Per riuscire a vedere il cubo nascosto in questo disegno, dobbiamo integrare l'immagine con alcune informazioni tratte dall'esperienza ma che non sono presenti nel disegno: le linee verticali non sono più contenute in un piano ma alcune sono sopra il disegno altre sotto - pur restando parallele - altre sono sghembe e si avvicinano all'osservatore o se ne allontanano. Inoltre introduciamo delle linee che rappresentano i contorni delle facce nascoste. L'assunto più strano corrisponde al fatto che il punto centrale si sdoppia rappresentano i due vertici del cubo uniti dalla diagonale lungo cui guardiamo il solido.


Fig.2

Il cubo con le facce nascoste tratteggiate. L'effetto straordinario di far comparire da un disegno piano nasce, in parte dalle capacità del complesso sistema della visione umana che, solo in parte utilizza la visione binoculare per riscostruire le immagini tridimensionali ed in parte deriva dall'esperienza. Questo secondo fattore è stato sfruttato per codificare un linguaggio grafico che permettesse di concepire e descrivere oggetti tridimensionali con un disegno, senza doverli necessariamente costruire. Le regole della prospettiva e quelle del disegno tecnico ed architettonico sono il frutto di questo lavoro e costituiscono un vero e proprio linguaggio codificato.


Fig.3

La figura che vedete sopra è piuttosto interessante: da una parte è una figura piana ottenuta spaziando regolarmente sei punti su di una circonferenza e poi unendo ciacun punto con tutti gli altri ma se torniamo nello spazio tridimensionale, riconosciamo un cubo con tutte le diagonali delle sei facce!

Ma questa figura contiene molto di più!
Se consideriamo uno dei due triangoli che compongono la stella di David e i tre segmenti che uniscono i suoi vertici al centro potremmo vedere un tetraedro, ricordando che il centro corrisponde anche al vertice del cubo vicino all'osservatore. E se prendiamo l'altro triangolo potremmo vedere anche l'altro tetraedro con il vertice verso il basso.


Fig.4

Dal momento che per costruire il primo tetraedro abbiamo preso il vertice verso l'osservatore e, per costruire la base, i tre vertici "equatoriali"lontani dall'osservatore mentre per costruire il secondo abbiamo preso il vertice lontano dall'osservatore ed i tre vertici "equatoriali" più vicini all'osservatore, i due tetraedri si intersecano.


Fig.5

Se cancelliamo idealmente le linee che convergono al centro, otteniamo due triangoli equilateri che si intersecano a formare la stella di David.
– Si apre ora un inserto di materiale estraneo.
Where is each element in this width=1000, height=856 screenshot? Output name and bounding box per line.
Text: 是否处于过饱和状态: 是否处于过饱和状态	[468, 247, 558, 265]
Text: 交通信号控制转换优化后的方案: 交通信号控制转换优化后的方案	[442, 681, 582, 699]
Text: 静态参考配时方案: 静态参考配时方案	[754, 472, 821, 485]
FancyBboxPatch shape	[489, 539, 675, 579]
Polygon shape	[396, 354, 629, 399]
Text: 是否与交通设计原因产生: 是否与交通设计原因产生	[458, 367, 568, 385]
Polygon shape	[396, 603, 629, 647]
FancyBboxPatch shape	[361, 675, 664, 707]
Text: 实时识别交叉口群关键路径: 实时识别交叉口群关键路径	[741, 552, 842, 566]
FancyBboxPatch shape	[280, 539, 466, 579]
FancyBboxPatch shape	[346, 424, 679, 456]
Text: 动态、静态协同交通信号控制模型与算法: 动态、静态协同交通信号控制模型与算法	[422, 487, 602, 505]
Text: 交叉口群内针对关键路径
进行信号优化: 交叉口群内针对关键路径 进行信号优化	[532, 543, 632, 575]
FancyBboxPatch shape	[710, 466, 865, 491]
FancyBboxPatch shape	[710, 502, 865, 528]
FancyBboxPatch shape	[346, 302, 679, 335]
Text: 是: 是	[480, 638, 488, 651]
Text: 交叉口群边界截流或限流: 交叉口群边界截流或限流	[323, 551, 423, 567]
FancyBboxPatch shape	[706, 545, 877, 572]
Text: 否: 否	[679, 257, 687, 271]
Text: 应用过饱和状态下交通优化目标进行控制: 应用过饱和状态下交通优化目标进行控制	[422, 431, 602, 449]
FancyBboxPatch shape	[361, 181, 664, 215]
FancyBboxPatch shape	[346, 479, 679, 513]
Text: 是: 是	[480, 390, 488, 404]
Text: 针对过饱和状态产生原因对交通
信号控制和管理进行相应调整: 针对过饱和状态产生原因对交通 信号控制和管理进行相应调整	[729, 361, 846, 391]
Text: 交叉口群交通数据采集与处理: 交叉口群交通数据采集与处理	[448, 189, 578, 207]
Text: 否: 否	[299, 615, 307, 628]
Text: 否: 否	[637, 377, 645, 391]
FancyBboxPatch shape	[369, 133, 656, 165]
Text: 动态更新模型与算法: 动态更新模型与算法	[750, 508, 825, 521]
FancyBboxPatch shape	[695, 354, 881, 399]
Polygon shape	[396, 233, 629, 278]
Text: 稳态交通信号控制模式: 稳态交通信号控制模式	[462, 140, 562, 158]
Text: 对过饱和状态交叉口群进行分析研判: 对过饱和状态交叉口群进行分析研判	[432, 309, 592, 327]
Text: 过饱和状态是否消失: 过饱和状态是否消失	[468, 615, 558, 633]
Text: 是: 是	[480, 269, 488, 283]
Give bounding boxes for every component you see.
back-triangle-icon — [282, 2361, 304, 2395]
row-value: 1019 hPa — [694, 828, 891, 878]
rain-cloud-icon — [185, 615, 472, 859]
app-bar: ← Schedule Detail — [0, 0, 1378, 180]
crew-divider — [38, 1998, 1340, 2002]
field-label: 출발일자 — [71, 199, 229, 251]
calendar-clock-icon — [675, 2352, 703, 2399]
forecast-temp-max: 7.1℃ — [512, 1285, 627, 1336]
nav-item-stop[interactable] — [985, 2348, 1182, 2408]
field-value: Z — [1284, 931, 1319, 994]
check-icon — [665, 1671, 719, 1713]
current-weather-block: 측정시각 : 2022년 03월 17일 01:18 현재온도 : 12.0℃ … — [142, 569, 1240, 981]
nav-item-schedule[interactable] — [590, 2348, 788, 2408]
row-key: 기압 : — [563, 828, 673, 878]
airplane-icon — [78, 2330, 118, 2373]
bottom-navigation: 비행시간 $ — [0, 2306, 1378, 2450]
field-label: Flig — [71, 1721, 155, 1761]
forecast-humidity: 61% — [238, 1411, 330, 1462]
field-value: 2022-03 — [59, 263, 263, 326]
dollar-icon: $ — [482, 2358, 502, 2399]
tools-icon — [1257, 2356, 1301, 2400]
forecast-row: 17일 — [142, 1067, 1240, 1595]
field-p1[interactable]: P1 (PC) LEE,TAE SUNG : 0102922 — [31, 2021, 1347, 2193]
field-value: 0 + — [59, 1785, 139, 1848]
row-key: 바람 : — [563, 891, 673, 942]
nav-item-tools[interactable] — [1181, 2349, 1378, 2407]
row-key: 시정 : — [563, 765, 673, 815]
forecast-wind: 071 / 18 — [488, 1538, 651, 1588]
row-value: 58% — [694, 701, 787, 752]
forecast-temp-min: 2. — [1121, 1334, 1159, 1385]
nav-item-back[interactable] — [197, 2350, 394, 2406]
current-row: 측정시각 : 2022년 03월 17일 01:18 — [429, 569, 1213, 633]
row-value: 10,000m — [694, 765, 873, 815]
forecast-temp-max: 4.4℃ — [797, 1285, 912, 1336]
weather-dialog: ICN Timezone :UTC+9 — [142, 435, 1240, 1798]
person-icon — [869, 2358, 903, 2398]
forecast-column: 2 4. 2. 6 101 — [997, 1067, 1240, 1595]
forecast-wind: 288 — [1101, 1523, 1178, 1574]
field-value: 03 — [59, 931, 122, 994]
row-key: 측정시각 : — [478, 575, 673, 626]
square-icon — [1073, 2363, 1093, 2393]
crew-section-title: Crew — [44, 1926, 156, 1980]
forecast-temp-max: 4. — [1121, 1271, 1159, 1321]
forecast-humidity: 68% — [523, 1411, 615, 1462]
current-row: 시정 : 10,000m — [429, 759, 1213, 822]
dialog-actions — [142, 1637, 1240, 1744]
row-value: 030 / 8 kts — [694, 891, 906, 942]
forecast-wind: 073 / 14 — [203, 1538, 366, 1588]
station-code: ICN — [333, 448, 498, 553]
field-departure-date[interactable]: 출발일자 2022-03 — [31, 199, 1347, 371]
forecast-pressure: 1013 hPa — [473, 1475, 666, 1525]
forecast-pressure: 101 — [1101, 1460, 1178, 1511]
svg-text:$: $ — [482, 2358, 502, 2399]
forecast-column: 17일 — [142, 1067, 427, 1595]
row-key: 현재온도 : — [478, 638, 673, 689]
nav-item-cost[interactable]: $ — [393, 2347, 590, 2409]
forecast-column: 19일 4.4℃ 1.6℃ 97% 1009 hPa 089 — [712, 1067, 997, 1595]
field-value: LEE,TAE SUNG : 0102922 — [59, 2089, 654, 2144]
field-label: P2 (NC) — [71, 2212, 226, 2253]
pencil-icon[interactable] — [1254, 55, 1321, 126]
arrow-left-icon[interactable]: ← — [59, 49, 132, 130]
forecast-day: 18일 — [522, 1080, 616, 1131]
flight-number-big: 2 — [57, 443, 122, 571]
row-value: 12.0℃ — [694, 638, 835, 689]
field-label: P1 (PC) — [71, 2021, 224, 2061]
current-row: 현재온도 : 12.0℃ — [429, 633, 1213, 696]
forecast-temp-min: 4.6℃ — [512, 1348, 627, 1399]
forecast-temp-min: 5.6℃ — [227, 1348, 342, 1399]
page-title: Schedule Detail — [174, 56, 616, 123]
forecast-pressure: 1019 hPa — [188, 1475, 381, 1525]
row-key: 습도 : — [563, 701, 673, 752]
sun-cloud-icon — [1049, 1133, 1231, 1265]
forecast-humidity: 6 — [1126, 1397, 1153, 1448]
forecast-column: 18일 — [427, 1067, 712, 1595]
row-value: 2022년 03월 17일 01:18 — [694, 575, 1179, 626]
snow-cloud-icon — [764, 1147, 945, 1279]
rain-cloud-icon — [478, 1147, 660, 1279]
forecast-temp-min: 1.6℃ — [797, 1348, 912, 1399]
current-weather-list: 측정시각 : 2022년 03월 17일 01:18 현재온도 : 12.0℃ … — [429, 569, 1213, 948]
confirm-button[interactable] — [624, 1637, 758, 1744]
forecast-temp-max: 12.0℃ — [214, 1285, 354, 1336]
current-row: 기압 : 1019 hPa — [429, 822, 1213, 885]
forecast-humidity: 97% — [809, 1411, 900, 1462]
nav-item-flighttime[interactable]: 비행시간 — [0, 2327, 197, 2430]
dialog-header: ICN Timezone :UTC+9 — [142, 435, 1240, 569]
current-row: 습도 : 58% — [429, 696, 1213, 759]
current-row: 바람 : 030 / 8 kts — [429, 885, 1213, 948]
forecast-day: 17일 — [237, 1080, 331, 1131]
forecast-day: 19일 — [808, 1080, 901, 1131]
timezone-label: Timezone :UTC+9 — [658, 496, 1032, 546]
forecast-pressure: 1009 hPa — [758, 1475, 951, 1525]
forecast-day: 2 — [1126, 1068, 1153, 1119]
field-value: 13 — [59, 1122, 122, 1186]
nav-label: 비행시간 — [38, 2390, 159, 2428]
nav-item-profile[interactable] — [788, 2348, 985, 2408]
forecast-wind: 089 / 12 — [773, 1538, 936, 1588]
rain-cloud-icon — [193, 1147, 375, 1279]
Ma se solleviamo uno dei due triangoli sopra il piano del disegno, vediamo comparire uno strano solido con due basi triangolari parallele e delle faccette che uniscono un lato di una base con un vertice dell'altra. Le faccette laterali sono sei, le basi sono due e, se poniamo che i lati siano tutti uguali (anche quelli accorciati dalla visione in prospettiva) otteniamo un ottaedro (che è un antiprisma a basi triangolari).


Fig.6

Se torniamo alla Figura n. 3 e cerchiamo di rivedere il cubo, possiamo riconoscere le diagonali delle facce che si intersecano individuando sei punti. Se uniamo i sei punti vedremo comparire un solido con sei vertici e otto facce triangolari: un ottaedro più piccolo del precedente e disposto con una diagonale verticale che unisce le due basi del cubo.


Fig.7

Ma il disegno piano dell'ottaedro piccolo (in giallo) costituisce un nuovo esagono completo delle sue diagonali su cui potremmo ripetere tutte le considerazioni fatte sul grande ad infinitum!

Questa immagine è particolarmente utile per illustrare il particolare rapporto tra esaedro (cubo), che ha sei facce ed otto vertici, e l'ottaedro, che ha otto facce e sei verttici. E' anche possibile trasformare l'uno nell'altro "tagliando" i vertici o "accrescendo" le facce e passando per le forme intermedie che sono solidi archimedei.

La stessa operazione fatta sul cubo unendo i centri delle facce, ripetuta sul tetraedeo, produce un nuovo tetraedro, più piccolo del primo con orientamento opposto (base in alto e vertice in basso). I tetraedro è infatti duale di se stesso!.